The top five strategies our clients use to make data actionable
and why you should do the same!
1. Know what to measure
It’s not possible to optimize what isn’t measured, and it is also not possible to measure everything. Some development programs have dozens of indicators, and implementors must decide which of these indicators to focus; which indicators drive programmatic decisions, and which only fulfill donor expectations. While it’s not an “either” “or “choice, knowing which indicators have the potential for the most programmatic impact is essential. For example, if a technical advisor knows that the ultimate program objective is to link farmer organizations to financial institutions, then s/he may want to focus on improving the farmer organization’s business acumen. This focus will achieve multiple goals (i.e., improved production, improved labor rights, improved environmental management, etc.
2. Use segmentation to drive action
Go for segmentation if you want to act on your data. By grouping farmer organizations that have some attributes in common, you can start digging deeper. Choosing which segments to examine depends on the development question you are trying to answer. For example, in the heatmap below, you see that organizations are segmented according to their level of professionalism (overall and in specific dimensions). This helps you target the low hanging fruit as well as to build a targeted technical assistance program for weaker organizations.
3. Make the most of benchmarks
Benchmarking is a process for obtaining a measure – a benchmark.
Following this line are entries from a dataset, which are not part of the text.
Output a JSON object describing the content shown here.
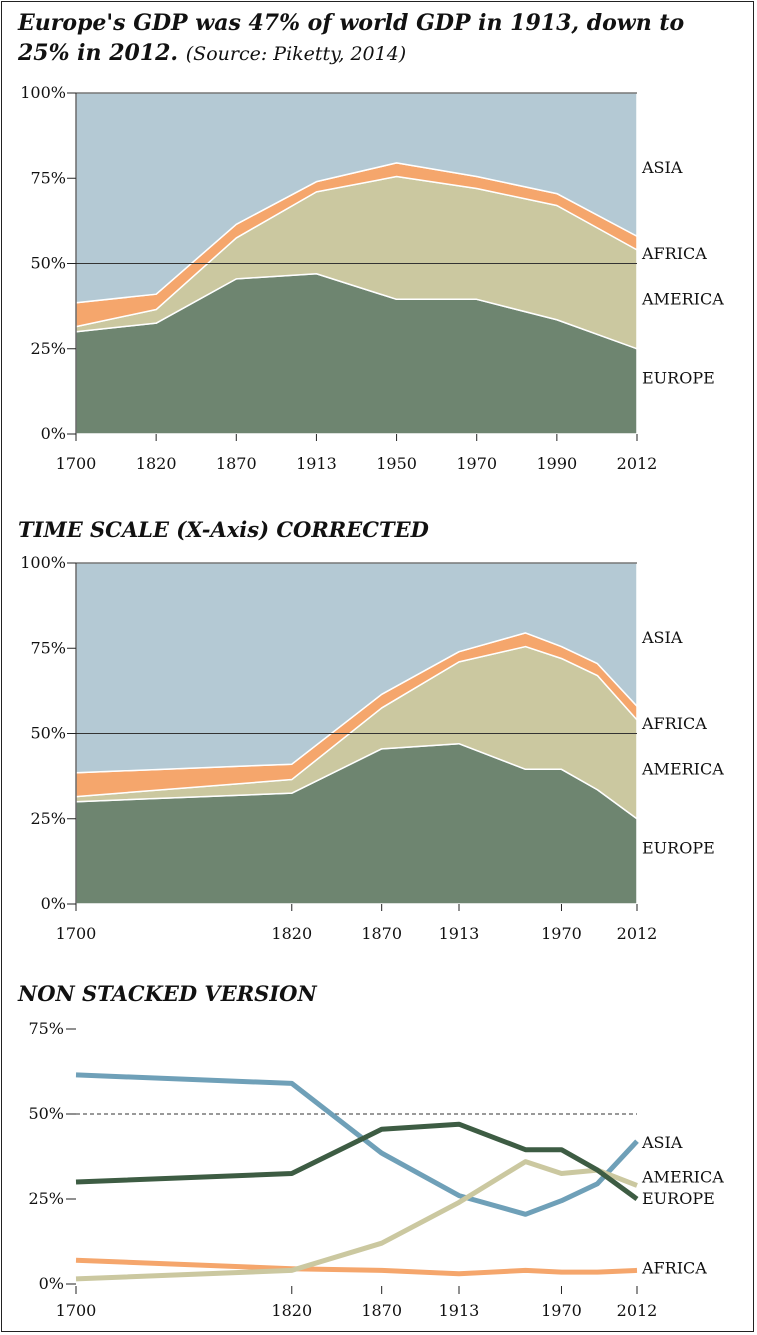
{
  "titles": {
    "main_bold": "Europe's GDP was 47% of world GDP in 1913, down to 25% in 2012.",
    "main_source": "(Source: Piketty, 2014)",
    "second": "TIME SCALE (X-Axis) CORRECTED",
    "third": "NON STACKED VERSION"
  },
  "colors": {
    "EUROPE": "#6e8570",
    "AMERICA": "#cbc8a0",
    "AFRICA": "#f5a66c",
    "ASIA": "#b4c9d4",
    "line_EUROPE": "#3d5c43",
    "line_AMERICA": "#cbc8a0",
    "line_AFRICA": "#f5a66c",
    "line_ASIA": "#6fa0b8"
  },
  "chart_data": [
    {
      "type": "area",
      "stacked": true,
      "x_spacing": "categorical",
      "categories": [
        "1700",
        "1820",
        "1870",
        "1913",
        "1950",
        "1970",
        "1990",
        "2012"
      ],
      "series": [
        {
          "name": "EUROPE",
          "values": [
            30,
            32.5,
            45.5,
            47,
            39.5,
            39.5,
            33.5,
            25
          ]
        },
        {
          "name": "AMERICA",
          "values": [
            1.5,
            4,
            12,
            24,
            36,
            32.5,
            33.5,
            29
          ]
        },
        {
          "name": "AFRICA",
          "values": [
            7,
            4.5,
            4,
            3,
            4,
            3.5,
            3.5,
            4
          ]
        },
        {
          "name": "ASIA",
          "values": [
            61.5,
            59,
            38.5,
            26,
            20.5,
            24.5,
            29.5,
            42
          ]
        }
      ],
      "yticks": [
        "0%",
        "25%",
        "50%",
        "75%",
        "100%"
      ],
      "ylim": [
        0,
        100
      ]
    },
    {
      "type": "area",
      "stacked": true,
      "x_spacing": "time",
      "x": [
        1700,
        1820,
        1870,
        1913,
        1950,
        1970,
        1990,
        2012
      ],
      "xtick_labels": [
        "1700",
        "1820",
        "1870",
        "1913",
        "1970",
        "2012"
      ],
      "series": [
        {
          "name": "EUROPE",
          "values": [
            30,
            32.5,
            45.5,
            47,
            39.5,
            39.5,
            33.5,
            25
          ]
        },
        {
          "name": "AMERICA",
          "values": [
            1.5,
            4,
            12,
            24,
            36,
            32.5,
            33.5,
            29
          ]
        },
        {
          "name": "AFRICA",
          "values": [
            7,
            4.5,
            4,
            3,
            4,
            3.5,
            3.5,
            4
          ]
        },
        {
          "name": "ASIA",
          "values": [
            61.5,
            59,
            38.5,
            26,
            20.5,
            24.5,
            29.5,
            42
          ]
        }
      ],
      "yticks": [
        "0%",
        "25%",
        "50%",
        "75%",
        "100%"
      ],
      "ylim": [
        0,
        100
      ]
    },
    {
      "type": "line",
      "x": [
        1700,
        1820,
        1870,
        1913,
        1950,
        1970,
        1990,
        2012
      ],
      "xtick_labels": [
        "1700",
        "1820",
        "1870",
        "1913",
        "1970",
        "2012"
      ],
      "series": [
        {
          "name": "EUROPE",
          "values": [
            30,
            32.5,
            45.5,
            47,
            39.5,
            39.5,
            33.5,
            25
          ]
        },
        {
          "name": "AMERICA",
          "values": [
            1.5,
            4,
            12,
            24,
            36,
            32.5,
            33.5,
            29
          ]
        },
        {
          "name": "AFRICA",
          "values": [
            7,
            4.5,
            4,
            3,
            4,
            3.5,
            3.5,
            4
          ]
        },
        {
          "name": "ASIA",
          "values": [
            61.5,
            59,
            38.5,
            26,
            20.5,
            24.5,
            29.5,
            42
          ]
        }
      ],
      "yticks": [
        "0%",
        "25%",
        "50%",
        "75%"
      ],
      "ylim": [
        0,
        75
      ],
      "reference_line": 50
    }
  ]
}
In other words, benchmarks are the “what,” and benchmarking is the “how.” Benchmark data can tell you how your agribusinesses stack up against agribusinesses of a similar size, in a commodity, and geographic region.
4. Build a solid optimization plan
Once you have identified commonalities and shared strengths/weaknesses, you can begin to design a tailored technical assistance plan (IFC’s Agribusiness Leadership Program may be a good place to start) for farmer organizations. If you are dealing with many organizations at once, segmentation and benchmarking will help you develop a general plan that you can roll out at scale.
Clients who conduct reassessments know that, in the long run, the cost outlay for a reassessment (general cheaper than for a baseline) is worth it. This is because clients can establish whether a project is making strides towards the set goals and objectives. Reassessments present an opportunity to act as a call to the change of implementation strategies and therefore allowing the client to make crucial decisions midpoint and avoid spending precious program money on approaches that aren’t working.